What is the maximum response length (output tokens) for each GPT model?

On https://platform.openai.com/docs/models the following maximum response lengths are provided:

  • gpt-4-1106-preview (GPT4-Turbo): 4096
  • gpt-4-vision-preview (GPT4-Turbo Vision): 4096
  • gpt-3.5-turbo-1106 (GPT3.5-Turbo): 4096

However I cannot find any limitations for the older models, in particular GPT3.5-16k and the GPT4 models. What are their maximum response lengths? Is there any official documentation of their limits?

2 Likes

Based on the available slider range in the playground, GPT5.3-16k allows for 16384 output tokens and GPT4 for 8192 tokens. But I would prefer an official statement …

What about GPT4_32k? It’s not in the playground for me.

Bump!
Just find out about this new restriction. I am curious what are the output token limits for other models

1 Like

The max output tokens would be great if there was some way to specify a min_tokens. Even giving guidance around minimum word count or characters is inconsistent at best and ignored at worst.

1 Like

Some new findings on this:

The available sources of documentation are inconsistent

  • The models documentation mentions 4096 output tokens for many models.

  • The playground provides a maximum of 4095 output tokens.

  • When passing a too large max_tokens value to the API, the error message mentions 4097 output tokens:

    $ curl https://api.openai.com/v1/chat/completions   -H "Content-Type: application/json"   -H "Authorization: Bearer $OPENAI_API_KEY"   -d '{
        "model": "gpt-3.5-turbo-0613",
        "messages": [
          {
            "role": "system",
            "content": "hi"
          }
        ],
        "max_tokens": 4097
      }' 
    {
      "error": {
        "message": "This model's maximum context length is 4097 tokens. However, you requested 4105 tokens (8 in the messages, 4097 in the completion). Please reduce the length of the messages or completion.",
        "type": "invalid_request_error",
        "param": "messages",
        "code": "context_length_exceeded"
      }
    }
    

The maximum response length depends on the size of the input

Other than I assumed, both input and output share the same max_tokens limit. As the playground puts it:

The maximum number of tokens to generate shared between the prompt and completion. The exact limit varies by model.
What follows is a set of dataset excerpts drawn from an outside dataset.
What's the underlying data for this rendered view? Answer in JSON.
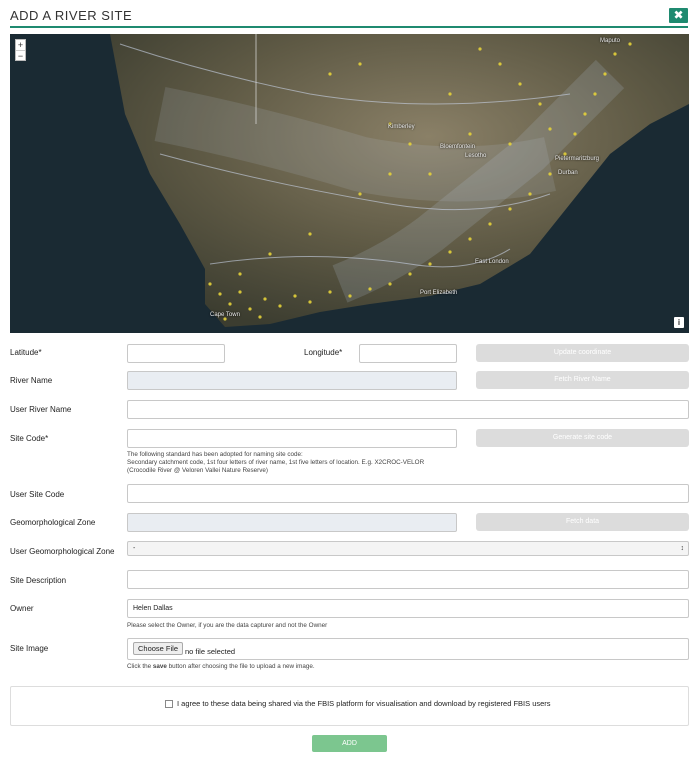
{
  "header": {
    "title": "ADD A RIVER SITE",
    "close_glyph": "✖"
  },
  "map": {
    "zoom_in": "+",
    "zoom_out": "−",
    "info_glyph": "i",
    "place_labels": [
      "Maputo",
      "Kimberley",
      "Bloemfontein",
      "Pietermaritzburg",
      "Durban",
      "Lesotho",
      "East London",
      "Port Elizabeth",
      "Cape Town"
    ]
  },
  "form": {
    "latitude_label": "Latitude*",
    "latitude_value": "",
    "longitude_label": "Longitude*",
    "longitude_value": "",
    "update_coords_button": "Update coordinate",
    "river_name_label": "River Name",
    "river_name_value": "",
    "fetch_river_button": "Fetch River Name",
    "user_river_name_label": "User River Name",
    "user_river_name_value": "",
    "site_code_label": "Site Code*",
    "site_code_value": "",
    "generate_code_button": "Generate site code",
    "site_code_help_1": "The following standard has been adopted for naming site code:",
    "site_code_help_2": "Secondary catchment code, 1st four letters of river name, 1st five letters of location. E.g. X2CROC-VELOR",
    "site_code_help_3": "(Crocodile River @ Veloren Vallei Nature Reserve)",
    "user_site_code_label": "User Site Code",
    "user_site_code_value": "",
    "geomorph_label": "Geomorphological Zone",
    "geomorph_value": "",
    "fetch_data_button": "Fetch data",
    "user_geomorph_label": "User Geomorphological Zone",
    "user_geomorph_selected": "-",
    "select_arrow": "↕",
    "site_desc_label": "Site Description",
    "site_desc_value": "",
    "owner_label": "Owner",
    "owner_value": "Helen Dallas",
    "owner_help": "Please select the Owner, if you are the data capturer and not the Owner",
    "site_image_label": "Site Image",
    "choose_file_button": "Choose File",
    "no_file_text": "no file selected",
    "image_help_pre": "Click the ",
    "image_help_bold": "save",
    "image_help_post": " button after choosing the file to upload a new image.",
    "agree_text": "I agree to these data being shared via the FBIS platform for visualisation and download by registered FBIS users",
    "add_button": "ADD"
  },
  "colors": {
    "accent": "#1f8a70",
    "add_button": "#7cc68f",
    "disabled_button": "#dcdcdc",
    "site_marker": "#e5d23a"
  }
}
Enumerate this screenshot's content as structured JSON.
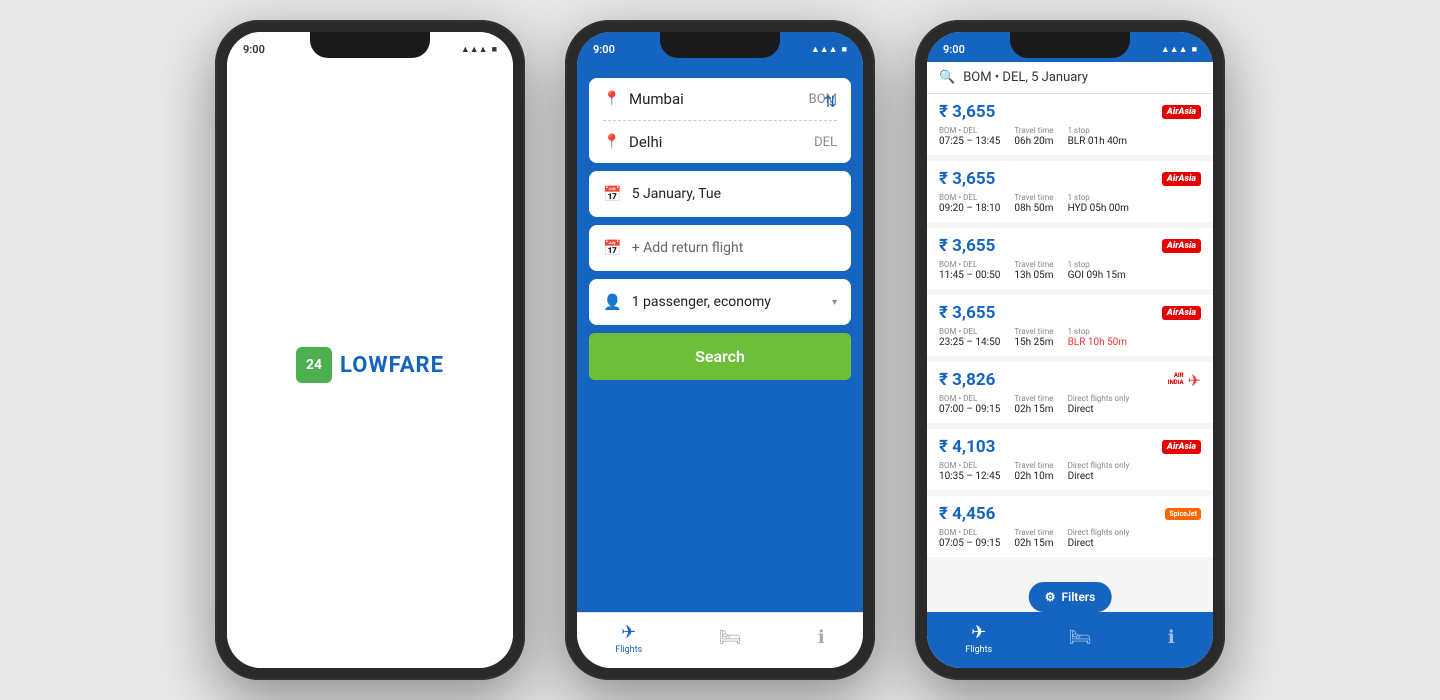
{
  "phone1": {
    "status": {
      "time": "9:00",
      "battery": "▓▓▓",
      "signal": "▲▲▲"
    },
    "logo": {
      "icon": "24",
      "text": "LOWFARE"
    }
  },
  "phone2": {
    "status": {
      "time": "9:00",
      "battery": "▓▓▓",
      "signal": "▲▲▲"
    },
    "origin": {
      "city": "Mumbai",
      "code": "BOM"
    },
    "destination": {
      "city": "Delhi",
      "code": "DEL"
    },
    "date": "5 January, Tue",
    "return": "+ Add return flight",
    "passengers": "1 passenger, economy",
    "search_btn": "Search",
    "nav": [
      {
        "label": "Flights",
        "active": true
      },
      {
        "label": "",
        "active": false
      },
      {
        "label": "",
        "active": false
      }
    ]
  },
  "phone3": {
    "status": {
      "time": "9:00",
      "battery": "▓▓▓",
      "signal": "▲▲▲"
    },
    "search_text": "BOM • DEL, 5 January",
    "flights": [
      {
        "price": "₹ 3,655",
        "airline": "airasia",
        "route": "BOM • DEL",
        "departure": "07:25 – 13:45",
        "travel_time_label": "Travel time",
        "travel_time": "06h 20m",
        "stop_label": "1 stop",
        "stop_via": "BLR 01h 40m",
        "stop_red": false
      },
      {
        "price": "₹ 3,655",
        "airline": "airasia",
        "route": "BOM • DEL",
        "departure": "09:20 – 18:10",
        "travel_time_label": "Travel time",
        "travel_time": "08h 50m",
        "stop_label": "1 stop",
        "stop_via": "HYD 05h 00m",
        "stop_red": false
      },
      {
        "price": "₹ 3,655",
        "airline": "airasia",
        "route": "BOM • DEL",
        "departure": "11:45 – 00:50",
        "travel_time_label": "Travel time",
        "travel_time": "13h 05m",
        "stop_label": "1 stop",
        "stop_via": "GOI 09h 15m",
        "stop_red": false
      },
      {
        "price": "₹ 3,655",
        "airline": "airasia",
        "route": "BOM • DEL",
        "departure": "23:25 – 14:50",
        "travel_time_label": "Travel time",
        "travel_time": "15h 25m",
        "stop_label": "1 stop",
        "stop_via": "BLR 10h 50m",
        "stop_red": true
      },
      {
        "price": "₹ 3,826",
        "airline": "airindia",
        "route": "BOM • DEL",
        "departure": "07:00 – 09:15",
        "travel_time_label": "Travel time",
        "travel_time": "02h 15m",
        "stop_label": "Direct flights only",
        "stop_via": "Direct",
        "stop_red": false
      },
      {
        "price": "₹ 4,103",
        "airline": "airasia",
        "route": "BOM • DEL",
        "departure": "10:35 – 12:45",
        "travel_time_label": "Travel time",
        "travel_time": "02h 10m",
        "stop_label": "Direct flights only",
        "stop_via": "Direct",
        "stop_red": false
      },
      {
        "price": "₹ 4,456",
        "airline": "spicejet",
        "route": "BOM • DEL",
        "departure": "07:05 – 09:15",
        "travel_time_label": "Travel time",
        "travel_time": "02h 15m",
        "stop_label": "Direct flights only",
        "stop_via": "Direct",
        "stop_red": false
      }
    ],
    "filters_btn": "Filters",
    "nav": [
      {
        "label": "Flights",
        "active": true
      },
      {
        "label": "",
        "active": false
      },
      {
        "label": "",
        "active": false
      }
    ]
  },
  "colors": {
    "blue": "#1565c0",
    "green": "#6dbf3a",
    "airasia_red": "#e60000",
    "spicejet_orange": "#ff6600"
  }
}
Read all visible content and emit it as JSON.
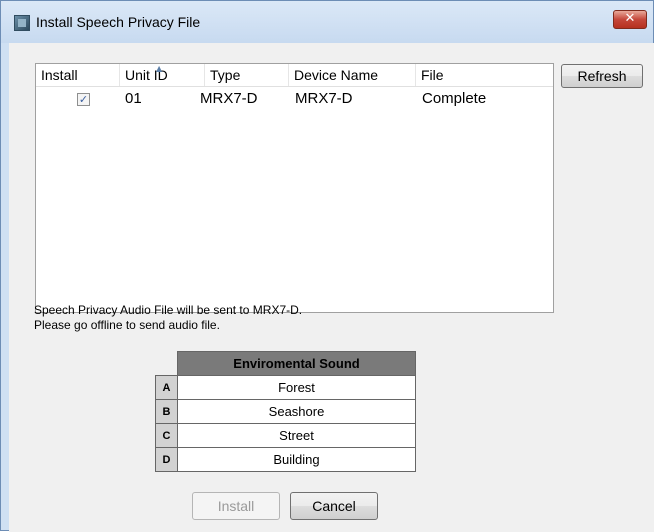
{
  "window": {
    "title": "Install Speech Privacy File",
    "close_label": "✕"
  },
  "list": {
    "columns": [
      "Install",
      "Unit ID",
      "Type",
      "Device Name",
      "File"
    ],
    "rows": [
      {
        "install": true,
        "check_glyph": "✓",
        "unit_id": "01",
        "type": "MRX7-D",
        "device_name": "MRX7-D",
        "file": "Complete"
      }
    ]
  },
  "buttons": {
    "refresh": "Refresh",
    "install": "Install",
    "cancel": "Cancel"
  },
  "message": {
    "line1": "Speech Privacy Audio File will be sent to MRX7-D.",
    "line2": "Please go offline to send audio file."
  },
  "env_table": {
    "header": "Enviromental Sound",
    "rows": [
      {
        "letter": "A",
        "value": "Forest"
      },
      {
        "letter": "B",
        "value": "Seashore"
      },
      {
        "letter": "C",
        "value": "Street"
      },
      {
        "letter": "D",
        "value": "Building"
      }
    ]
  },
  "icons": {
    "app": "speech-privacy-app-icon",
    "sort": "sort-ascending-icon"
  },
  "colors": {
    "titlebar": "#c7daf0",
    "close_button": "#c5473a",
    "table_header": "#7a7a7a"
  }
}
Trying to identify the maximum response length empirically

So far, I have attempted two approaches for this without success:

  1. Use logit_bias to enforce a single token everywhere (e.g., {'70540': 100}): Unfortunately, the output was always truncated after 100 tokens for me when using the gpt-3.5-turbo models (even when setting max_tokens to a higher value).
  2. Provide a random input and set the temperature to 2: While this often leads to “infinite” outputs as the model generates implausible text without a good stopping point, I was unable to hit the full response length of 4096 tokens with this.